What It Takes To Navigate A Complex Market As A Small Company

But having a larger portfolio is also an important risk-management strategy, NeuClone’s business development expert Wakim explained. It’s no secret to any company pondering entering the biosimilar space that it’s going to be a long and potentially uncertain journey to market (depending on the originator). Those in business development, including Wakim, are given the not-so-easy task of keeping tabs on the ever-changing market. While some molecules may seem like a valuable asset for a company at the start, the market may shift to make the arduous task of biosimilar development less feasible — especially for a smaller company with limited resources. Hence why Wakim pointed out the benefit of having a wide pipeline of products in various stages of preclinical and clinical development.

“It’s important that you’re not tethering too many resources into just one or two products,” he shared, “especially, if, down the line, that product faces market difficulties or will not provide the appropriate returns.”

The work being done to analyze product/market opportunities also plays a big role in the company’s clinical development strategies. For instance, as Wakim explained, a company’s clinical development plans can have broader implications for its market launch. This is why the company chose to launch its phase 1 clinical trial in Australia with three arms to include the U.S. and EU comparator products. “We chose to leverage the single, pivotal PK studies for the global market, not just the U.S., the EU, or the Western world,” he added. “Our clinical design is in place to ease our entrance into the markets in which we’d like to launch our products.”

I appreciated Sunstrom’s level-headed look at the current landscape for a small company trying to make it in what is not, traditionally, a cost-effective development model. “It can be incredibly tough for a small company to do it all in biosimilars,” she said. “Everything is expensive, even when you do it by yourself.” And in this current environment where you have large, financially robust companies investing in biosimilar development, it’s easy for production efficiency to fall by the wayside.

In its earliest days, NeuClone was one of the only companies openly stressing the costs of developing biosimilars.

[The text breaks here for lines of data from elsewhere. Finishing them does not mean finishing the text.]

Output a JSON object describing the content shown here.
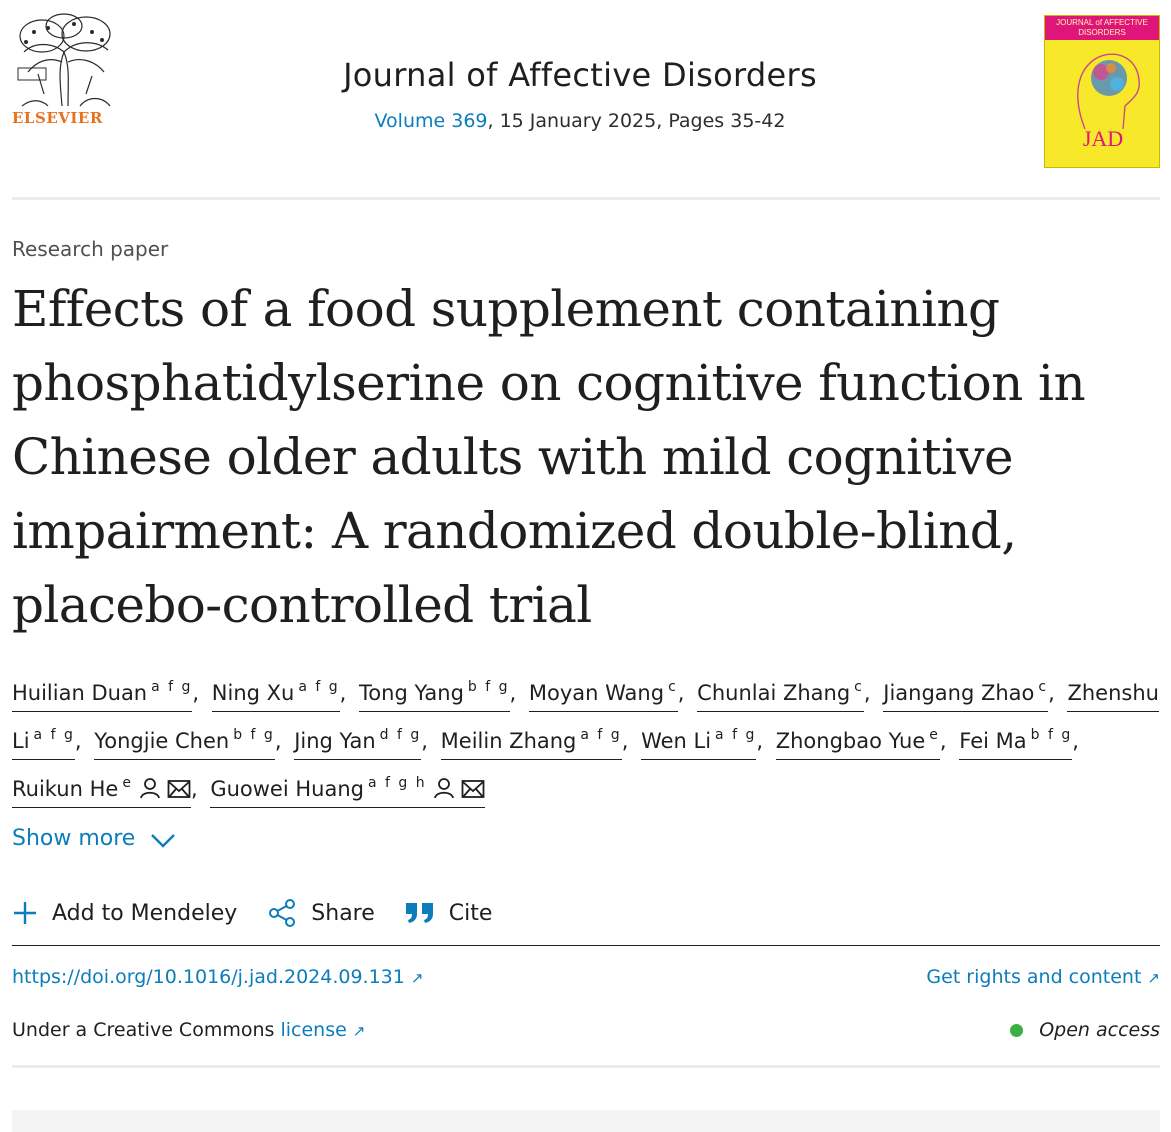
{
  "header": {
    "publisher": "ELSEVIER",
    "journal_title": "Journal of Affective Disorders",
    "volume_link": "Volume 369",
    "issue_rest": ", 15 January 2025, Pages 35-42",
    "cover": {
      "head": "JOURNAL of AFFECTIVE DISORDERS",
      "mark": "JAD"
    }
  },
  "article": {
    "type": "Research paper",
    "title": "Effects of a food supplement containing phosphatidylserine on cognitive function in Chinese older adults with mild cognitive impairment: A randomized double-blind, placebo-controlled trial"
  },
  "authors": [
    {
      "name": "Huilian Duan",
      "aff": "a f g"
    },
    {
      "name": "Ning Xu",
      "aff": "a f g"
    },
    {
      "name": "Tong Yang",
      "aff": "b f g"
    },
    {
      "name": "Moyan Wang",
      "aff": "c"
    },
    {
      "name": "Chunlai Zhang",
      "aff": "c"
    },
    {
      "name": "Jiangang Zhao",
      "aff": "c"
    },
    {
      "name": "Zhenshu Li",
      "aff": "a f g"
    },
    {
      "name": "Yongjie Chen",
      "aff": "b f g"
    },
    {
      "name": "Jing Yan",
      "aff": "d f g"
    },
    {
      "name": "Meilin Zhang",
      "aff": "a f g"
    },
    {
      "name": "Wen Li",
      "aff": "a f g"
    },
    {
      "name": "Zhongbao Yue",
      "aff": "e"
    },
    {
      "name": "Fei Ma",
      "aff": "b f g"
    },
    {
      "name": "Ruikun He",
      "aff": "e"
    },
    {
      "name": "Guowei Huang",
      "aff": "a f g h"
    }
  ],
  "show_more": "Show more",
  "toolbar": {
    "mendeley": "Add to Mendeley",
    "share": "Share",
    "cite": "Cite"
  },
  "links": {
    "doi": "https://doi.org/10.1016/j.jad.2024.09.131",
    "rights": "Get rights and content",
    "license_prefix": "Under a Creative Commons",
    "license_link": "license",
    "open_access": "Open access",
    "arrow": "↗"
  },
  "colors": {
    "link": "#0c7dbb",
    "publisher": "#e9711c",
    "open_access_dot": "#3cb043"
  }
}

Many companies investing in biosimilars jumped into development with no-holds-barred, spending millions on over-the-top, elaborate clinical studies. (If you look at some of the earliest FDA assessment reports for biosimilars, it’s stunning to note just how much effort went into providing additional clinical evidence.)

Sunstrom attributes the company’s ongoing success with its continued efforts to promote greater efficiency in biosimilar development, especially as conversations globally begin emphasizing overall sustainability.

“When we started, cost of goods was never discussed, but today, it’s one of the first questions we receive from partners,” she said. “I think our early and sustained focus on cost and affordability — which was borne out of necessity as a small company — has helped us survive and remain competitive.”